Re: Somali and arabic language

Posted: Wed May 17, 2017 12:55 pm
by hoa
Gaashaanle1000 wrote: Wed May 17, 2017 12:38 pm
paperino wrote: Wed May 17, 2017 9:32 am تعريف و معنى يعب
1 - عب الماء : شربه من غير تنفس
https://www.almaany.com/ar/dict/ar-ar/% ... %B9%D8%A8/
These kids do not understand what information you are providing.

The western mind set has done a number on them. No intellect, not research, knowledge or even the willingness to learn, just hatred for Arabs. Which has nothing to do with what we are explaining here.

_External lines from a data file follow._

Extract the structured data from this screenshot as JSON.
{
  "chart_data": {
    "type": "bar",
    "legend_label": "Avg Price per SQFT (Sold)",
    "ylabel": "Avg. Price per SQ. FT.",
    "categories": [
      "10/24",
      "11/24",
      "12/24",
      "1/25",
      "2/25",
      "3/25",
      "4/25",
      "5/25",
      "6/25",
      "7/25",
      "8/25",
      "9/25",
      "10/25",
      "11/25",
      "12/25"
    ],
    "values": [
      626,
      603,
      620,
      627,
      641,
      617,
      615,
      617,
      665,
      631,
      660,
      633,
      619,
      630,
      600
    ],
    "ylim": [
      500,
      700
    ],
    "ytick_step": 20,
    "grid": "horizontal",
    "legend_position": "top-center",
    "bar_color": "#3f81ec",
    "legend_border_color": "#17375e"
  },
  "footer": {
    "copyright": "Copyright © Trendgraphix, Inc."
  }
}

I have seen this kind of behaviour all too prevalent in the west. It is a sort of intolerant liberal lazy character.
I'm not a kid for starters.
Secondly, you provided one word, and you want me to accept your conclusion with this much evidence? You've yet to look at Somali and other Cushitic languages as you have stated yourself and you have yet to also see the similarities the Semitic languages share with each other, which Somali doesn't.

Re: Somali and arabic language

Posted: Wed May 17, 2017 2:34 pm
by paperino
St8OuttaDirree wrote: Wed May 17, 2017 11:12 am There are more a lot of common words we share in Afan oromo and af-Somali.

i will give a little example, our numbers..

Takka - 1
Lama - 2
Sadi - 3
Afur - 4
Shan - 5
Ja'ha - 6
Torba - 7
Sadeet - 8
Sagal - 9
Qudan - 10.
1, 6, 7 and 10 don't seem similar. Oromo itself has a lot of Arabic vocabulary. Example:
Monday: dafinoo / ojja duree
Tuesday: facaasaa
Wednesday: roobii
Thursday: kamisa
Friday: jimaata
Saturday: sambata xinnaa / sambata duraa

Sunday: dilbata / sambata guddaa
http://ilanguages.org/oromo_vocabulary.php
Check the link, including fruits and vegetables.